私などは、そんなふうにメールで署名を頼んだだけだったけれど、金子氏自身はその後も色々と大変だったのだということは、人づてに聞いていた。それでなくても編集者というのは過酷な仕事なのに。しかし、最近は「飲む暇もないくらい・・・。」というわけではないようで、今度の連協のライブでお会いするのが楽しみなのだった。
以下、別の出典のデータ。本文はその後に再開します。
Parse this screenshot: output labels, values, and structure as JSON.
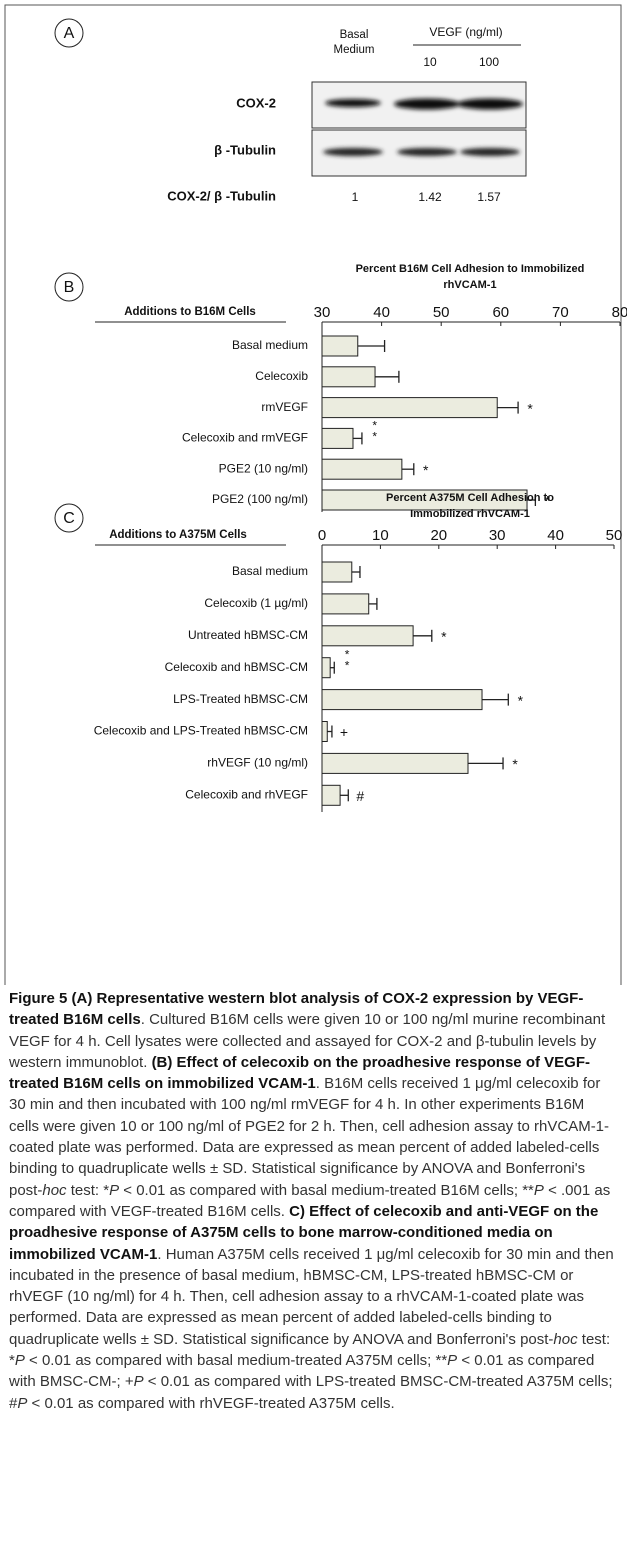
{
  "panel_a": {
    "label": "A",
    "column_header": "Basal Medium",
    "group_header": "VEGF (ng/ml)",
    "doses": [
      "10",
      "100"
    ],
    "rows": [
      "COX-2",
      "β -Tubulin"
    ],
    "ratio_label": "COX-2/ β -Tubulin",
    "ratios": [
      1,
      1.42,
      1.57
    ]
  },
  "chart_data": [
    {
      "type": "bar",
      "orientation": "horizontal",
      "panel_label": "B",
      "title": "Percent B16M Cell Adhesion to Immobilized rhVCAM-1",
      "category_header": "Additions to B16M Cells",
      "categories": [
        "Basal medium",
        "Celecoxib",
        "rmVEGF",
        "Celecoxib and rmVEGF",
        "PGE2 (10 ng/ml)",
        "PGE2 (100 ng/ml)"
      ],
      "values": [
        36.0,
        38.9,
        59.4,
        35.2,
        43.4,
        64.4
      ],
      "errors": [
        4.5,
        4.0,
        3.5,
        1.5,
        2.0,
        1.4
      ],
      "markers": [
        null,
        null,
        "*",
        "**",
        "*",
        "*"
      ],
      "color": "#ebecdf",
      "xlim": [
        30,
        80
      ],
      "xticks": [
        30,
        40,
        50,
        60,
        70,
        80
      ]
    },
    {
      "type": "bar",
      "orientation": "horizontal",
      "panel_label": "C",
      "title": "Percent A375M Cell Adhesion to Immobilized rhVCAM-1",
      "category_header": "Additions to A375M Cells",
      "categories": [
        "Basal medium",
        "Celecoxib (1 µg/ml)",
        "Untreated hBMSC-CM",
        "Celecoxib and hBMSC-CM",
        "LPS-Treated hBMSC-CM",
        "Celecoxib  and LPS-Treated hBMSC-CM",
        "rhVEGF (10 ng/ml)",
        "Celecoxib and rhVEGF"
      ],
      "values": [
        5.1,
        8.0,
        15.6,
        1.4,
        27.4,
        0.9,
        25.0,
        3.1
      ],
      "errors": [
        1.4,
        1.4,
        3.2,
        0.7,
        4.5,
        0.8,
        6.0,
        1.4
      ],
      "markers": [
        null,
        null,
        "*",
        "**",
        "*",
        "+",
        "*",
        "#"
      ],
      "color": "#ebecdf",
      "xlim": [
        0,
        50
      ],
      "xticks": [
        0,
        10,
        20,
        30,
        40,
        50
      ]
    }
  ],
  "caption": [
    {
      "text": "Figure 5 (A) Representative western blot analysis of COX-2 expression by VEGF-treated B16M cells",
      "style": "bold"
    },
    {
      "text": ". Cultured B16M cells were given 10 or 100 ng/ml murine recombinant VEGF for 4 h. Cell lysates were collected and assayed for COX-2 and β-tubulin levels by western immunoblot. ",
      "style": "plain"
    },
    {
      "text": "(B) Effect of celecoxib on the proadhesive response of VEGF-treated B16M cells on immobilized VCAM-1",
      "style": "bold"
    },
    {
      "text": ". B16M cells received 1 μg/ml celecoxib for 30 min and then incubated with 100 ng/ml rmVEGF for 4 h. In other experiments B16M cells were given 10 or 100 ng/ml of PGE2 for 2 h. Then, cell adhesion assay to rhVCAM-1-coated plate was performed. Data are expressed as mean percent of added labeled-cells binding to quadruplicate wells ± SD. Statistical significance by ANOVA and Bonferroni's post-",
      "style": "plain"
    },
    {
      "text": "hoc",
      "style": "italic"
    },
    {
      "text": " test: *",
      "style": "plain"
    },
    {
      "text": "P",
      "style": "italic"
    },
    {
      "text": " < 0.01 as compared with basal medium-treated B16M cells; **",
      "style": "plain"
    },
    {
      "text": "P",
      "style": "italic"
    },
    {
      "text": " < .001 as compared with VEGF-treated B16M cells. ",
      "style": "plain"
    },
    {
      "text": "C) Effect of celecoxib and anti-VEGF on the proadhesive response of A375M cells to bone marrow-conditioned media on immobilized VCAM-1",
      "style": "bold"
    },
    {
      "text": ". Human A375M cells received 1 μg/ml celecoxib for 30 min and then incubated in the presence of basal medium, hBMSC-CM, LPS-treated hBMSC-CM or rhVEGF (10 ng/ml) for 4 h. Then, cell adhesion assay to a rhVCAM-1-coated plate was performed. Data are expressed as mean percent of added labeled-cells binding to quadruplicate wells ± SD. Statistical significance by ANOVA and Bonferroni's post-",
      "style": "plain"
    },
    {
      "text": "hoc",
      "style": "italic"
    },
    {
      "text": " test: *",
      "style": "plain"
    },
    {
      "text": "P",
      "style": "italic"
    },
    {
      "text": " < 0.01 as compared with basal medium-treated A375M cells; **",
      "style": "plain"
    },
    {
      "text": "P",
      "style": "italic"
    },
    {
      "text": " < 0.01 as compared with BMSC-CM-; +",
      "style": "plain"
    },
    {
      "text": "P",
      "style": "italic"
    },
    {
      "text": " < 0.01 as compared with LPS-treated BMSC-CM-treated A375M cells; #",
      "style": "plain"
    },
    {
      "text": "P",
      "style": "italic"
    },
    {
      "text": " < 0.01 as compared with rhVEGF-treated A375M cells.",
      "style": "plain"
    }
  ]
}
今日は日曜日。朝、近所の公園を通ったら、新たなカルガモのつがいが泳いでいた。この季節になると初老の男女がリュックを背負い、公園内の数箇所に固まっている。おそらく市報で募集していた「○○の道自然観察会」とか「武蔵野歴史探訪」などというような団体である。皆、帽子を被ってしっかりとした靴を履き、日よけの手袋などをはめている。けっこう重装備だ。狭い橋の真ん中にその一群がいて、私は間を縫って歩いてく。Tシャツで買い物カゴを下げてプラプラ歩いている私は、重装備の彼らや彼女達には奇異に映るらしく、皆が怪訝そうに横目で見る。
ガイドさんは池の向こうの山を指さして、なにやら一生懸命話をしている。周りを囲んでいるオバサン達の半分は聞いていない。ちょうど橋の下からカルガモがつつーと泳いで出てきた。「あら、鴨があんなふうにっ!!。じょーずに泳いでいるわっ!ねぇえええええ」と、隣の人達に同意を求めていたりして。そう言えば、去年もこのような光景を見たような覚えがある。ガイドさんは毎年ご苦労なことである。